Heatwaves impacting Europe’s agriculture
Europe’s agriculture is under severe stress as a series of heatwaves hit the continent. Drought conditions and water scarcity in several regions are reducing crop yield and affecting energy production. A staggering portion of Europe is currently exposed to warning (44% of EU+UK) and alert (9% of EU+UK) drought levels, associated with soil moisture deficit in combination with vegetation stress, according to a report by the European Commission’s Joint Research Centre.
The lack of rain means soil water content has been reduced significantly, causing widespread stress to vegetation in the Italian lowlands, in southern, central and western France, in central Germany and eastern Hungary, Portugal and in northern Spain. This is expected to lower yields.
Italy’s Po River basin is facing the highest level of drought severity and a drought emergency has been declared in five Italian regions. Insufficient water availability has led to water use restrictions across the country’s municipalities and similar measures have also been put into place in 68 departments of France.

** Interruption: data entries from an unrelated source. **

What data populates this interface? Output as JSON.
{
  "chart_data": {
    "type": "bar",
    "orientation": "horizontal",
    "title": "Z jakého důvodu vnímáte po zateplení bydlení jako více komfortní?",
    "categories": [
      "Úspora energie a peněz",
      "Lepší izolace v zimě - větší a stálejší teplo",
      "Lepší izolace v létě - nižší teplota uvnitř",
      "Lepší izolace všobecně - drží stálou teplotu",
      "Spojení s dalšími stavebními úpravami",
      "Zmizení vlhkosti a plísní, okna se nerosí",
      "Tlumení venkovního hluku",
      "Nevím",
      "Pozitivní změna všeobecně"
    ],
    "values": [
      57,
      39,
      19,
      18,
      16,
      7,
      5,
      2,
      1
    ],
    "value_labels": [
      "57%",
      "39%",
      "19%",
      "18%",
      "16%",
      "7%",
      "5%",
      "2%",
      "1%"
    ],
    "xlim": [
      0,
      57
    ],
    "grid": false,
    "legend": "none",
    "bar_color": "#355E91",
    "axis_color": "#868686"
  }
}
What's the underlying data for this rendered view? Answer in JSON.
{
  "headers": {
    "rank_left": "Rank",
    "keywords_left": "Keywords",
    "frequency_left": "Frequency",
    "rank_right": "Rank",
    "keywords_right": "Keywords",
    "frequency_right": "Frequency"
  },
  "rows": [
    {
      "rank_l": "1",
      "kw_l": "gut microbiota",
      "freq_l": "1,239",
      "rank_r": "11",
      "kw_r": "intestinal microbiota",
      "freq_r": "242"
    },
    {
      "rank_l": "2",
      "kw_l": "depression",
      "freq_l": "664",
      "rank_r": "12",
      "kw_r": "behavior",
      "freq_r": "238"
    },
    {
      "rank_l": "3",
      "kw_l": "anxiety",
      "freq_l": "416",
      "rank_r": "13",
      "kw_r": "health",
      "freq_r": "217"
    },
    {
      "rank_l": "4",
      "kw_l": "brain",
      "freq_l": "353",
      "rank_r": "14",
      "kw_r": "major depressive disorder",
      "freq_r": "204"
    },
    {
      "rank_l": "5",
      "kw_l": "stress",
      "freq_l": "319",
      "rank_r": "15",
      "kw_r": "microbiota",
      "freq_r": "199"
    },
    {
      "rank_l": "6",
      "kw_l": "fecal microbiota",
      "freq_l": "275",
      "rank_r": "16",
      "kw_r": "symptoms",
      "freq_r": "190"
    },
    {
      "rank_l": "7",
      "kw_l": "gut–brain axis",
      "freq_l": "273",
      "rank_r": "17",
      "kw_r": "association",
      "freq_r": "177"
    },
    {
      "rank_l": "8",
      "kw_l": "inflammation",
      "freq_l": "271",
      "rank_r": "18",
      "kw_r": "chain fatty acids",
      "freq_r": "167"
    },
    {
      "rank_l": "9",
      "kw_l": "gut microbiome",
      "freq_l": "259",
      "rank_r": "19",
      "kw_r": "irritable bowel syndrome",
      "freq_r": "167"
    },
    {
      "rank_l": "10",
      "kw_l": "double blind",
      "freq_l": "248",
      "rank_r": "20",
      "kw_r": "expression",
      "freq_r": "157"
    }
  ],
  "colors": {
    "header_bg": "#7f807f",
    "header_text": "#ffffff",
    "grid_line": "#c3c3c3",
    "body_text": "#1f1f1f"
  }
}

To make matters worse, with stored water volumes also depleted, the energy sector has been affected in terms of both hydropower generation and cooling systems of other power plants. In Spain, volumes of water stored in reservoirs are currently 31% lower than the 10-year average. In Portugal, hydroelectric energy stored in water reservoirs is at half the average of the previous seven years. What’s more, both countries are experiencing conditions that are extremely favourable for wildfires.
The forecasts for the coming months suggest far drier conditions than normal in large areas of Europe, which will exacerbate drought severity and the impacts on agriculture, energy and water supply.